В июне того же года Розенберг выставлял картины Пикассо, написанные за последние двадцать лет. Когда 5 октября 1926 года Авигдор открыл первую выставку картин Мистраля, всем стало ясно, что это второе событие года. Толпы приглашенных на вернисаж не знают жалости. Если картины кажутся им неинтересными, они тут же поворачиваются к ним спиной и принимаются болтать между собой, попивая вино, если его предлагают гостям, и вскоре расходятся по своим делам, не принеся никаких извинений дилеру.

Но если картины задевают их за живое, если они видят перед собой новый талант, они готовы отпихивать локтями тех, кто мешает им все как следует рассмотреть, и не думают о вежливости, как если бы они ловили последнее такси дождливой ночью. Потом волна желания купить накрывает галерею, захватывая одного посетителя за другим. Жажда приобретения заразительна, как истерика, и изысканно одетые коллекционеры ведут себя как плохо воспитанные дети на празднике, хватающие последний кусок сладкого пирога.

Авигдор, осаждаемый покупателями, прикрепил красный листок с надписью «продано» на последнюю из пятидесяти картин меньше чем через два часа после открытия выставки. Многие поторопились прийти, следуя советам критиков, знавших заранее, что Авигдор предоставит им отличный повод для статей. А ему самому потребовался весь запас терпения и доброжелательности, чтобы успокоить старых клиентов, которым не достались те картины, которые они хотели бы купить.

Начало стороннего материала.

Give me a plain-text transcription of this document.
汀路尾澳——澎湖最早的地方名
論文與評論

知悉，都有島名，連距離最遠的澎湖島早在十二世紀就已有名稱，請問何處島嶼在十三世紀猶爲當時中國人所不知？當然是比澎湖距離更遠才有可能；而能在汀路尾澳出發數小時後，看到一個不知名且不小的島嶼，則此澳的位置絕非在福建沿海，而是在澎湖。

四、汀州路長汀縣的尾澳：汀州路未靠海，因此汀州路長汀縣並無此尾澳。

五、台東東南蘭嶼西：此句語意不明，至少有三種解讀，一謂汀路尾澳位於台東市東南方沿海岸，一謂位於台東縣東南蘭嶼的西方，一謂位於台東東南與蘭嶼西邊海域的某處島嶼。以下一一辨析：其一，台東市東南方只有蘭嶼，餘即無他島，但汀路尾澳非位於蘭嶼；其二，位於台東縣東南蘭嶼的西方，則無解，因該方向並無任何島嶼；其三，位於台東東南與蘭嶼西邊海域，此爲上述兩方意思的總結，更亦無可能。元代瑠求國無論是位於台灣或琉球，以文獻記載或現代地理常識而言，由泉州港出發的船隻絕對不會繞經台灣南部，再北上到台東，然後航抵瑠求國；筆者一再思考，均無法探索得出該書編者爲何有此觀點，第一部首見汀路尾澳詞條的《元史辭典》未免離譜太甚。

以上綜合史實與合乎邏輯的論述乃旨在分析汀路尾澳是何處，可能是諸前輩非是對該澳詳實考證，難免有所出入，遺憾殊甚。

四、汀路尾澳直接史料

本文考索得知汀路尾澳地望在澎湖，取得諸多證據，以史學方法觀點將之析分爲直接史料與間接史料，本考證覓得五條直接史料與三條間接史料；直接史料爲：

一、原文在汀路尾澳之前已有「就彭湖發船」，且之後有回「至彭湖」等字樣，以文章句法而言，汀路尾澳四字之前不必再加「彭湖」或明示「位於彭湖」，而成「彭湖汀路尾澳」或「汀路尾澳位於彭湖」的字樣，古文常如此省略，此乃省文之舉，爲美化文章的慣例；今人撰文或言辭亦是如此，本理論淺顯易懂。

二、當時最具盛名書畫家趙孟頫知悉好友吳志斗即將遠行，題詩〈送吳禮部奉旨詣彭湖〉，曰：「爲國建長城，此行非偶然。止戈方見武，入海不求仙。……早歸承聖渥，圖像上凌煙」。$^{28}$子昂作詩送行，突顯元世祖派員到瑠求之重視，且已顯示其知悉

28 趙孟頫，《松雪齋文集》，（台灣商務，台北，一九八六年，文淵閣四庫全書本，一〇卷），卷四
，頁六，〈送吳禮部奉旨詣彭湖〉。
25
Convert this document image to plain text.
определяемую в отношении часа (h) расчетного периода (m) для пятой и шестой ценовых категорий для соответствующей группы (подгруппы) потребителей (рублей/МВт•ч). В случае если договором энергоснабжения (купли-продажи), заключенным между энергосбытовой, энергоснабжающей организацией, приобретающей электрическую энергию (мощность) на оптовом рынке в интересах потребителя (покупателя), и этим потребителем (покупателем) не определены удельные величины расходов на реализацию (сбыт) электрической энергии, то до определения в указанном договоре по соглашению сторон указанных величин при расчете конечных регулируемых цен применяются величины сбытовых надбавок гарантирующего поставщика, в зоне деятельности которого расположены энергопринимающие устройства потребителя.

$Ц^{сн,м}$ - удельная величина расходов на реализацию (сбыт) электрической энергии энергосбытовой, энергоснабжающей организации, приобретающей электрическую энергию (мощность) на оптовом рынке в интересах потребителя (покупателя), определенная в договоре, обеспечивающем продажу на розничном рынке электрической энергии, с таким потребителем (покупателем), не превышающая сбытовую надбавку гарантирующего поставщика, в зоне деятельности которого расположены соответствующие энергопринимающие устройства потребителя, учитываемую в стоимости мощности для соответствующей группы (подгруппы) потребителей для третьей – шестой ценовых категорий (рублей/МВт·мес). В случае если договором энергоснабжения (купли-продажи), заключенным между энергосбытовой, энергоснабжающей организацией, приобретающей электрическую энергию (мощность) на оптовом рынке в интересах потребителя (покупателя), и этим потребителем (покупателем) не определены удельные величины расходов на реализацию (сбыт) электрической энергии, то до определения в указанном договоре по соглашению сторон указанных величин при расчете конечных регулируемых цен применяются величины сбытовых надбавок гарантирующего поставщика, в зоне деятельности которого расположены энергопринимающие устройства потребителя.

— Приходите завтра, — повторял он, уверенно глядя на них своими мягкими голубыми глазами, — возможно, мне удастся что-нибудь для вас найти. Но не ждите от меня чуда. Это будет очень маленькая картина. Простите меня, друг мой. Нет, уверяю вас, я ничего не оставил для себя. Вы же знаете, что я никогда так не поступаю. Завтра, мой дорогой, завтра. Я попытаюсь что-нибудь разыскать. — Авигдор подумал о том, что при таком спросе легко избавится от ранних работ Мистраля.

Мистраль словно безмолвный утес возвышался над толпой. Умом он понимал, что победил, но в душе вместо ожидаемого триумфа он ощущал пустоту и смятение. И было что-то еще, куда более неприятное. Это был страх.